Un bombardement américain sur l’hôpital de Kunduz, le 3 octobre 2015, a fait 42 morts dont 14 personnels de santé.
Photo: Najim Rahim Agence France-Presse Un bombardement américain sur l’hôpital de Kunduz, le 3 octobre 2015, a fait 42 morts dont 14 personnels de santé.

Kaboul — Un an après le bombardement meurtrier de son hôpital à Kunduz, dans le nord de l’Afghanistan, Médecins sans Frontières dénonce la multiplication des agressions contre les hôpitaux par les belligérants au Yémen et en Syrie.

« Au cours de l’année écoulée, nous avons enregistré 77 attaques contre des établissements médicaux soutenus ou opérés par MSF en Syrie et au Yémen : c’est sans précédent. Les hôpitaux font désormais partie du champ de bataille », s’est insurgée dimanche à Kaboul la présidente de l’organisation Meinie Nicolai.

Mme Nicolai s’exprimait devant la presse à l’occasion du premier anniversaire du bombardement américain sur l’hôpital de Kunduz, le 3 octobre 2015, qui avait fait 42 morts dont 14 personnels de santé.

« Les installations de santé et le personnel sont visés en Yémen et en Syrie […] le plus souvent au nom de la guerre contre le terrorisme », a-t-elle accusé. « En Syrie, les attaques contre les centres médicaux accueillant des civils et contre les ambulances sont systématiques ».

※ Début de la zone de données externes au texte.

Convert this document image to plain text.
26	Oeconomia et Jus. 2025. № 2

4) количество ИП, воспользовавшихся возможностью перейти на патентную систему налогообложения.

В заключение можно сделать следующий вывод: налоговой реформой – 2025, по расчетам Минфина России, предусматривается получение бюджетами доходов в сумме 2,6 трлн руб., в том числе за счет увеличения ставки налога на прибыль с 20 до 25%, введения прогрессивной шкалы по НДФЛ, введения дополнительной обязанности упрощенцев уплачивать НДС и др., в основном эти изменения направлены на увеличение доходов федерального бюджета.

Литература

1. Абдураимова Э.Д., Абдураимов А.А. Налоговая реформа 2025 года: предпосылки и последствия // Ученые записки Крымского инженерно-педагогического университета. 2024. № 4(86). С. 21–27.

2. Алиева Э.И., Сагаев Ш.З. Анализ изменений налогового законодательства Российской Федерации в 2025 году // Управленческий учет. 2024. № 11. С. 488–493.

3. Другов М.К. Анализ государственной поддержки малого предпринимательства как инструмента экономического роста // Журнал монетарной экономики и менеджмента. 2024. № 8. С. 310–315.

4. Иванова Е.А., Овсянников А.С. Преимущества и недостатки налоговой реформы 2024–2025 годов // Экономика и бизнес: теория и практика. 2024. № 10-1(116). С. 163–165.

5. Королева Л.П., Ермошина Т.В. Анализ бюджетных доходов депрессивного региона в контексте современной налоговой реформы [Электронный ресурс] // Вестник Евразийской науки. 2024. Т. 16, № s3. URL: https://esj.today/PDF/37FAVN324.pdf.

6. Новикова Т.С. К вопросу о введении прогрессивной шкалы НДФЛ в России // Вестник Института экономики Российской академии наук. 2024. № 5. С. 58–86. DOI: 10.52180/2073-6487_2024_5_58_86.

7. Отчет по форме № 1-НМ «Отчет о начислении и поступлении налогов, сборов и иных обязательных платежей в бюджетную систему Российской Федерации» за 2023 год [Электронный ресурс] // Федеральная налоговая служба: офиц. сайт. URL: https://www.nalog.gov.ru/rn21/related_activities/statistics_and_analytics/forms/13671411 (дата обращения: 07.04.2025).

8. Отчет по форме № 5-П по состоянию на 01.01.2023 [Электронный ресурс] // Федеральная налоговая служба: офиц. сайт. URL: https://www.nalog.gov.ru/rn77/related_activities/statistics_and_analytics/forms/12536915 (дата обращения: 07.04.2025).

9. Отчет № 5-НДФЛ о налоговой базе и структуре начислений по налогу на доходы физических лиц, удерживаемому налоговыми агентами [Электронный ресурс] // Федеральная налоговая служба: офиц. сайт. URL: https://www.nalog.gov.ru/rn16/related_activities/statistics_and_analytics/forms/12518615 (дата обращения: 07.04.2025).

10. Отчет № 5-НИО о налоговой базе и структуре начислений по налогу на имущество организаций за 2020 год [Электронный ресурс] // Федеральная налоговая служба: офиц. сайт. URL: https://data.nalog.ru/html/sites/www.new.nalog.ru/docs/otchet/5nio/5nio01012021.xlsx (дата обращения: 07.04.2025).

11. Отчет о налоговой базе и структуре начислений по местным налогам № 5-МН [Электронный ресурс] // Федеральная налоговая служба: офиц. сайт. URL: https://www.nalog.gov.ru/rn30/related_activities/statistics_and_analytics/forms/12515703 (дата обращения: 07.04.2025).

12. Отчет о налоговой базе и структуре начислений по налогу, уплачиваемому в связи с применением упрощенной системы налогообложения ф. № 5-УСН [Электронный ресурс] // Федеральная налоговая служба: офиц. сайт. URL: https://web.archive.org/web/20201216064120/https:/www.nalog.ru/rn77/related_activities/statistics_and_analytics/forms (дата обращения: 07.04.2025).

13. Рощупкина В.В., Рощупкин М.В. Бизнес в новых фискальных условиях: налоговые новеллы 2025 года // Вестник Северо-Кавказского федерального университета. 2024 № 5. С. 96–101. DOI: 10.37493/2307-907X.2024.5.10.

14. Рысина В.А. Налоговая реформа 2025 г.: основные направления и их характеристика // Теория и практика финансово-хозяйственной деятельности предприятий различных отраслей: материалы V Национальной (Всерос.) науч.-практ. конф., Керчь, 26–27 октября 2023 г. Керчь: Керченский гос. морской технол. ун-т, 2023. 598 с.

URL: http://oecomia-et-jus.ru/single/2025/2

Pas d'enquête indépendante

Si la bavure de Kunduz a fait l’objet d’une enquête de la part de l’armée américaine, qui a reconnu une « erreur », la plupart de ces incidents meurtiers ne sont jamais suivis d’investigations, relève encore MSF.

L’organisation avait réclamé une enquête indépendante sur Kunduz, qu’elle n’a pas obtenue. « Mais au moins, il y a eu une enquête interne. En revanche, il n’y a jamais de responsabilité systématique assumée lors d’attaques contre les civils », a déploré Mme Nicolai.

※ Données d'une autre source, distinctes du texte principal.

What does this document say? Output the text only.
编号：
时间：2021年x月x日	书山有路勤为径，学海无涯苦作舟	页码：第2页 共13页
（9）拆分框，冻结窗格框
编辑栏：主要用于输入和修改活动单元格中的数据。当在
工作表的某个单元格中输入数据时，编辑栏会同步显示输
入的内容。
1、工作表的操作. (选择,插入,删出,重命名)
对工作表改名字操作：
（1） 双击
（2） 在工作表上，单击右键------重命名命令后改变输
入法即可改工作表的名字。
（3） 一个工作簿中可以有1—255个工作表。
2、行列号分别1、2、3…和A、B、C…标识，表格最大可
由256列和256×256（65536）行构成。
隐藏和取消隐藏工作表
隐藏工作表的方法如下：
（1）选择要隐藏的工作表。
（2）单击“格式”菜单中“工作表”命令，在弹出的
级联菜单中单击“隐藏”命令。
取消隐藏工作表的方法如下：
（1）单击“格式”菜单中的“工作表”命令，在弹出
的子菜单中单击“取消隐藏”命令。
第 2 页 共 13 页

« Quatre des cinq membres du Conseil de sécurité des Nations Unies sont impliqués dans le conflit syrien et il n’y a aucune prise de responsabilité », a-t-elle martelé pointant sans les nommer la Russie, les États-Unis, la Grande-Bretagne et la France.

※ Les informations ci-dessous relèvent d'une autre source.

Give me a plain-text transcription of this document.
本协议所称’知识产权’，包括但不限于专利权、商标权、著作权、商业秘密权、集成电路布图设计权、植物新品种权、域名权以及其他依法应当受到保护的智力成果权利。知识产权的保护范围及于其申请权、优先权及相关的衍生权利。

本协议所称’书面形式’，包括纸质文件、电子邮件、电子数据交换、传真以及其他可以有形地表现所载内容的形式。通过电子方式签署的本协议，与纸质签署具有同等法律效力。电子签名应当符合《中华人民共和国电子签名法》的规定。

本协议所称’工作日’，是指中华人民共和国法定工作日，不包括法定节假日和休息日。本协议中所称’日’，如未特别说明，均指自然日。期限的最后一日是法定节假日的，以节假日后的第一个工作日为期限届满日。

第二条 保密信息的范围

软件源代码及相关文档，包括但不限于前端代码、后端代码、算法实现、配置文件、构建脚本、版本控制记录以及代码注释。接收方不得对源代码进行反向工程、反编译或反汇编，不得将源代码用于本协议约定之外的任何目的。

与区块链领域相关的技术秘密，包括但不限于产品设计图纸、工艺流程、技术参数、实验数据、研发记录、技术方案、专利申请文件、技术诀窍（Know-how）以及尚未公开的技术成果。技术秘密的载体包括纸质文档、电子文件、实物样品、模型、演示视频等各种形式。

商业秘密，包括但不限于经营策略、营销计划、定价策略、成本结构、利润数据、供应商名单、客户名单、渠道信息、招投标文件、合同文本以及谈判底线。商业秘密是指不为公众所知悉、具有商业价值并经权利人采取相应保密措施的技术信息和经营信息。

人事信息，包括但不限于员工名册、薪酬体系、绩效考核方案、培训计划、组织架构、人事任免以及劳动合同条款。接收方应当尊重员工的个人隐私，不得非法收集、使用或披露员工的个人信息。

Guilhem Molinie, représentant de MSF en Afghanistan, a indiqué avoir pu consulter 700 des 3000 pages du rapport américain sur Kunduz — le reste était classifié : « Nous avons découvert qu’un hôpital accueillant des civils peut devenir un objectif militaire à conquérir, ce qui nous a choqués », a-t-il rapporté. « Les forces américaines ont considéré qu’elles pouvaient attaquer préventivement une ville au nom de l’auto-défense, ça aussi c’est choquant ».

MSF, qui « fait naître 55 000 bébés par an » dans les différents hôpitaux que l’organisation en Afghanistan, « dialogue » avec les autorités pour reprendre son travail à l’hôpital de Kunduz. « Mais le traumatisme subi nous conduit à prendre davantage de précautions », a reconnu M. Molinie.